BAGRAM AIR BASE, Afghanistan (AFP) — The US military said Tuesday it expected Al-Qaeda to continue its "re-emergence" in sanctuaries in Pakistan's tribal areas from where it supported attacks in Afghanistan.

Sanctuary was provided to Al-Qaeda and Taliban rebels after Islamabad signed a peace deal with militants in a desperate attempt to quell the unrest in its federally administered areas in September 2006, a US military official said.

The militants called off the deal in July this year after Pakistani security forces raided a radical mosque in Islamabad where rebels had massed. Dozens were killed in those raids.

"This area remains a support and sanctuary area for the insurgency as results of those peace accords," US Major Tim Williams, future operations intelligence planner, told reporters at Bagram Air Field, the main US base in Afghanistan.

He said the Islamic rebels were likely to maintain their presence in those areas despite apparent efforts by Pakistani army to root them out.

"In the federally administered tribal areas, we anticipate sanctuary in this region to continue the Al-Qaeda re-emergence," Williams said.

"What we're looking into over the next 12 months ... is the ability and the capability of the enemy to attempt to retain the success, some of the successes, that they have had in that area."

This "sanctuary" could shelter the fugitive Al-Qaeda leader Osama bin Laden and the Taliban's supreme chief, Mullah Mohammad Omar, the officer said.

Most Taliban leaders fled to the Pakistan's mainly Pashtun tribal belt following the 2001 US invasion which toppled the largely Pashtun group from power for sheltering Al-Qaeda, which had training camps here.

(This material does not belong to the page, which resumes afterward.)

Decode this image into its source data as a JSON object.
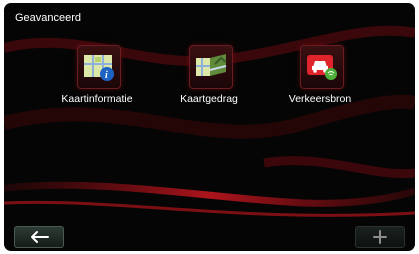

Asked if there was an increased Al-Qaeda presence in Afghanistan, Williams said Al-Qaeda operatives did not normally cross into this country to carry out operations but provided the necessary resources and training.

The Taliban's insurgency has grown steadily, particularly in the past two years, with suicide bombings in a hallmark of the violence. The militia claimed responsibility for a suicide attack in Kabul Tuesday that killed 11 people.